"Parents and caregivers are urged
to seek immediate medical care for a child who develops sudden weakness of the
arms or legs," said the CDC
|
Puzzled
by a rise in US children with sudden paralysis in their arms or legs, health
officials said Tuesday they are probing whether a virus or auto-immune disorder
may be to blame.
AFP report continues:
A total of 252 cases of the disorder
known as acute flaccid myelitis (AFM) are currently under investigation
nationwide, an increase of 33 since last week, said Nancy Messonnier, director
of the National Centre for Immunization and Respiratory Diseases at the US
Centres for Disease Control and Prevention (CDC).
With 80 confirmed cases so far this
year, 2018 looks to be on pace with prior peak years like 2014 (120 cases) and
2016 (149 cases), Messonnier said.
More than 400 cases have been confirmed
through lab tests since 2014, the first year the syndrome emerged.

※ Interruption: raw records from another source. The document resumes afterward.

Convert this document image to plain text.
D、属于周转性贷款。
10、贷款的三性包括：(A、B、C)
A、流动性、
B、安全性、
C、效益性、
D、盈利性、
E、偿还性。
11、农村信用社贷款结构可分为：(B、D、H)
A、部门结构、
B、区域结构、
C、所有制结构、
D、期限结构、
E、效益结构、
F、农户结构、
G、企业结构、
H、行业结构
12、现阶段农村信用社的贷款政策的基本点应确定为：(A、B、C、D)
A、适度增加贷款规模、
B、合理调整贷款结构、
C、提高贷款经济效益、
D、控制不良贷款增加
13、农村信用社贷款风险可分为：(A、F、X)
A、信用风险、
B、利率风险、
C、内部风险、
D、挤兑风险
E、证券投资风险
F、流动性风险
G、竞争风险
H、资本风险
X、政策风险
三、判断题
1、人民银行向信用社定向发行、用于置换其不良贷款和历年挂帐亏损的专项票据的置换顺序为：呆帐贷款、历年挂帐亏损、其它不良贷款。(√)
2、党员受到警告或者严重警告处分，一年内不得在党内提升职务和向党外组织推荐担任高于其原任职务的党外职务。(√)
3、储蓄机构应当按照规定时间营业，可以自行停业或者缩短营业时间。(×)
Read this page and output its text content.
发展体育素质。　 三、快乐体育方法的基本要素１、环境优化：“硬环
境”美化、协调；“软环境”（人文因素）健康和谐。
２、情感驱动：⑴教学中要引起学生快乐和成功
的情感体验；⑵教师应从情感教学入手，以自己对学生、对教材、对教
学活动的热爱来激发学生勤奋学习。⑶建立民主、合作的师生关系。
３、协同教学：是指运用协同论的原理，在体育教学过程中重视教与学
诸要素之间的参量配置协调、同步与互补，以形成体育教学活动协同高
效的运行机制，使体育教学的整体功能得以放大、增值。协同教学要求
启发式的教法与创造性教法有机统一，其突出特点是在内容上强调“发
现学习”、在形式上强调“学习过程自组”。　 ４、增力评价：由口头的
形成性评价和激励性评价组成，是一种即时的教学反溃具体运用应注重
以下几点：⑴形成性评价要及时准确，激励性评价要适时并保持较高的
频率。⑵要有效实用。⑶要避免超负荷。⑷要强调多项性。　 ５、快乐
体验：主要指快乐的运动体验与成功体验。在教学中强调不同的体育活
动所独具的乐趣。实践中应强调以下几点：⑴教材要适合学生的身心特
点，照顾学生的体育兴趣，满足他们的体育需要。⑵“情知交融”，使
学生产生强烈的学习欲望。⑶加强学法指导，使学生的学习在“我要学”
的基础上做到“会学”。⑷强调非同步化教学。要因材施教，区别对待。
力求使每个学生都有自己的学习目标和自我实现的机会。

A couple dozen cases were confirmed in
2015 and 2017.
Messonnier said she understands
parents' alarm but stressed that the disorder remains "rare."
Most cases involve children aged two to
eight. Almost all complained of fever and respiratory illness three to 10 days
before suddenly experiencing paralysis in their arms or legs.
For some, the paralysis went away, but
at least half have not recovered, said Messonnier.
The CDC has tested 125 spinal cord
fluid samples, and half were positive for rhinovirus or enterovirus, which
commonly cause symptoms like fever, runny nose, vomiting, diarrhea and body
aches.
Yet scientists are still stumped about
the precise cause of the sudden paralysis, since these viruses are common but
AFM is not.
"We are trying to figure out what
the triggers are that would cause someone to develop AFM," Messonnier told
reporters.
"It may be one of the viruses we
have already detected. It may be a virus that we haven't yet detected. Or it
could be that the virus is kicking off another process that is actually
triggering -- through an auto immune process -- AFM," she said.
"CDC is a science-driven agency.
Right now, the science doesn't give us an answer."
Perhaps most frustrating for parents,
there is no way to prevent it, and no targeted therapies or interventions.
"Parents and caregivers are urged
to seek immediate medical care for a child who develops sudden weakness of the
arms or legs," said the CDC latest report on AFM, released Tuesday.
Messonnier said the CDC has not been tracking every case of AFM since 2014, leading to gaps in the federal agency's knowledge of the illness, which experts are now trying to fill.
One child with AFM is reported to have died in 2017.